FILTER="/home/e-smith/files/users/holck/dev/rclone/filter.txt"
VERBOSE=""                  # Add more v's for more verbosity: -v = info, -vv = debug
VERSIONS=7                  # Number of backup versions to keep
LOG="/tmp/rclone_log.txt"   # Temporary log file

# Purge oldest version
VERSION=$VERSIONS
date
echo "Purging oldest version ($VERSIONS)..."
nice rclone purge ${REMOTE}/old${VERSION} ${VERBOSE} &>> ${LOG}
echo "...done"

# Make room for a new version
echo "Making room for a new version..."
while [ $VERSION -gt 1 ]; do
  (( OLDV=$VERSION-1 ))
  date
  echo "Moving version ${OLDV} to ${VERSION}..."
  nice rclone move ${REMOTE}/old${OLDV} ${REMOTE}/old${VERSION} ${VERBOSE} &>> ${LOG}
  (( VERSION = $OLDV ))
  echo "... done"
done

# Perform backup
date
echo "Performing backup to ${REMOTE}..."
nice rclone sync / ${REMOTE}/recent --backup-dir ${REMOTE}/old1 --filter-from ${FILTER} ${VERBOSE} --skip-links --update --use-server-modtime &>> ${LOG}
echo "...done"
date
cat ${LOG} >> log.txt
In this way, I always have a full backup. And if I a file was changed or deleted some days (< 7) ago, I can still find the old version.

I create a logfile in /tmp, as I don't backup that directory. If you create a logfile in a directory, you want to backup, rclone will complain, as the logfile is constantly changing...

Moving (renaming) a remote directory to another is rather slow, as AWS S3 doesn't support this. So rclone has to download each and every file in the directory and upload them again.
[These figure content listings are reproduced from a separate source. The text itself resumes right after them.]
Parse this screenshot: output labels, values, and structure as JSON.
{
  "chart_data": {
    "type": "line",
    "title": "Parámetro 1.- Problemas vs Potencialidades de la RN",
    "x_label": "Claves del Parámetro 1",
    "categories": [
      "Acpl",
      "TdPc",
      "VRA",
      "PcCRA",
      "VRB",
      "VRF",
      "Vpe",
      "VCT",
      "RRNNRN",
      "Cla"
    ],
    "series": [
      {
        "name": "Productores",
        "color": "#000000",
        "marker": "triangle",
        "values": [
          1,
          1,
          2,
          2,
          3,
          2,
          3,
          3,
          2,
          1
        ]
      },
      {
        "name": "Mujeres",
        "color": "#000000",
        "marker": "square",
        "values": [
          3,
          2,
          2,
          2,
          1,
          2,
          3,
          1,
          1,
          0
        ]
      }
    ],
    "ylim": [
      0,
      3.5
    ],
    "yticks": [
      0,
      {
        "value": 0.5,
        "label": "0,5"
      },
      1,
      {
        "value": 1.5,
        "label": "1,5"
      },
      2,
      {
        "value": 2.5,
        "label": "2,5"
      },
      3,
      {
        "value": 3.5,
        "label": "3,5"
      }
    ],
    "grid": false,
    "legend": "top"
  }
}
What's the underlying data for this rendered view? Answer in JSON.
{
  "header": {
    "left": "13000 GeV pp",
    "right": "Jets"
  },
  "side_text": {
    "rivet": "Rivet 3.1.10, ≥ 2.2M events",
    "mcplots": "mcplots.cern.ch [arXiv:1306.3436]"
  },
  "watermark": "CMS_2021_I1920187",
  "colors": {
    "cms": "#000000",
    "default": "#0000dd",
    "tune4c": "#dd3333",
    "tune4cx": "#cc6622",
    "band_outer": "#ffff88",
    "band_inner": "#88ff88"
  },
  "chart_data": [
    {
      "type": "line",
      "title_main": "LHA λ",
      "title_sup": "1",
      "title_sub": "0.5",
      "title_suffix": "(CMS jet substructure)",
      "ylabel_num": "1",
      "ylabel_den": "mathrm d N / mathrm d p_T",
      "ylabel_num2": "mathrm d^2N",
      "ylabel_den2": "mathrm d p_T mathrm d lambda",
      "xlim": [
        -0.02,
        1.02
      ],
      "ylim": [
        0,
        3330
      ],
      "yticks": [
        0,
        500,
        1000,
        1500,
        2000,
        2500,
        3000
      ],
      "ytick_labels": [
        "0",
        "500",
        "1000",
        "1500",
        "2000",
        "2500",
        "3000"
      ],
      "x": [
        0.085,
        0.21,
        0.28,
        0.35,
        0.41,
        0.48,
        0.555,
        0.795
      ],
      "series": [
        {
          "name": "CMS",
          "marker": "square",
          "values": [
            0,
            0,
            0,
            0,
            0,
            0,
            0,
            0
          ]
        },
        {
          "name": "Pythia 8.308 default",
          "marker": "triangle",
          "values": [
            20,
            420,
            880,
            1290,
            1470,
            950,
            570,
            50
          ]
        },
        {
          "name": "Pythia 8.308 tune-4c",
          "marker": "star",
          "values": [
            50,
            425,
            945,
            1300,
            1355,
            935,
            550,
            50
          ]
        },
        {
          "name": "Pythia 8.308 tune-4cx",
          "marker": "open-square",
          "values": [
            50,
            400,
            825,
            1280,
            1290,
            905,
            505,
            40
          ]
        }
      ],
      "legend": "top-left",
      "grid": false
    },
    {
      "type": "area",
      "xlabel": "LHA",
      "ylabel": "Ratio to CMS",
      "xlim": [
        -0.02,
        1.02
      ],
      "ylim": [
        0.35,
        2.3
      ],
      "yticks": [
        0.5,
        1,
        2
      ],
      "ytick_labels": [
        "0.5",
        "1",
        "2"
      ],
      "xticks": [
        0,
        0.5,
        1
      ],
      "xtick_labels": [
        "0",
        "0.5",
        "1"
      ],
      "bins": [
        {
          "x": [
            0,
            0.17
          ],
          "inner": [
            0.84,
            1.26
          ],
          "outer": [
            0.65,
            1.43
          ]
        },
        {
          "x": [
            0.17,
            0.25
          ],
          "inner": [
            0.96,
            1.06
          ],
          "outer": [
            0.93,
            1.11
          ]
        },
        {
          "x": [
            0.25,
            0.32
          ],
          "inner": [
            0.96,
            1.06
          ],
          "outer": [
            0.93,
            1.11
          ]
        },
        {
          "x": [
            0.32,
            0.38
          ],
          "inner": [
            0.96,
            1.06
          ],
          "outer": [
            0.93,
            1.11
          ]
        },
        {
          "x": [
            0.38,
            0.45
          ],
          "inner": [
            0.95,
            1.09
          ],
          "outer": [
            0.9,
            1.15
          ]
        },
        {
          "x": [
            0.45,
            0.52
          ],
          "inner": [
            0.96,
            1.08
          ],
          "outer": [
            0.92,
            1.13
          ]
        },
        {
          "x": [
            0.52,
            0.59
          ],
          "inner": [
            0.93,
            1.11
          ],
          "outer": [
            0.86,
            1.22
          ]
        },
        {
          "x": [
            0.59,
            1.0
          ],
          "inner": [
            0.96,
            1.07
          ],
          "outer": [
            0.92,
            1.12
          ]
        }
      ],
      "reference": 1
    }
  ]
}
Here is a sample output of the script:
Code: [Select]
Mon Dec 10 08:40:01 CET 2018
Purging oldest version (7)...
...done
Making room for a new version...
Mon Dec 10 08:40:02 CET 2018
Moving version 6 to 7...
... done
Mon Dec 10 08:40:18 CET 2018
Moving version 5 to 6...
... done
Mon Dec 10 08:40:18 CET 2018
Moving version 4 to 5...
... done
Mon Dec 10 08:40:49 CET 2018
Moving version 3 to 4...
... done
Mon Dec 10 08:40:51 CET 2018
Moving version 2 to 3...
... done
Mon Dec 10 09:07:43 CET 2018
Moving version 1 to 2...
... done
Mon Dec 10 09:08:11 CET 2018
Performing backup to amazonS3:karoline...
...done
Mon Dec 10 09:13:46 CET 2018
As you can see, the actual backup only took 5-6 minutes. Most of the time was spent moving the remote directories around.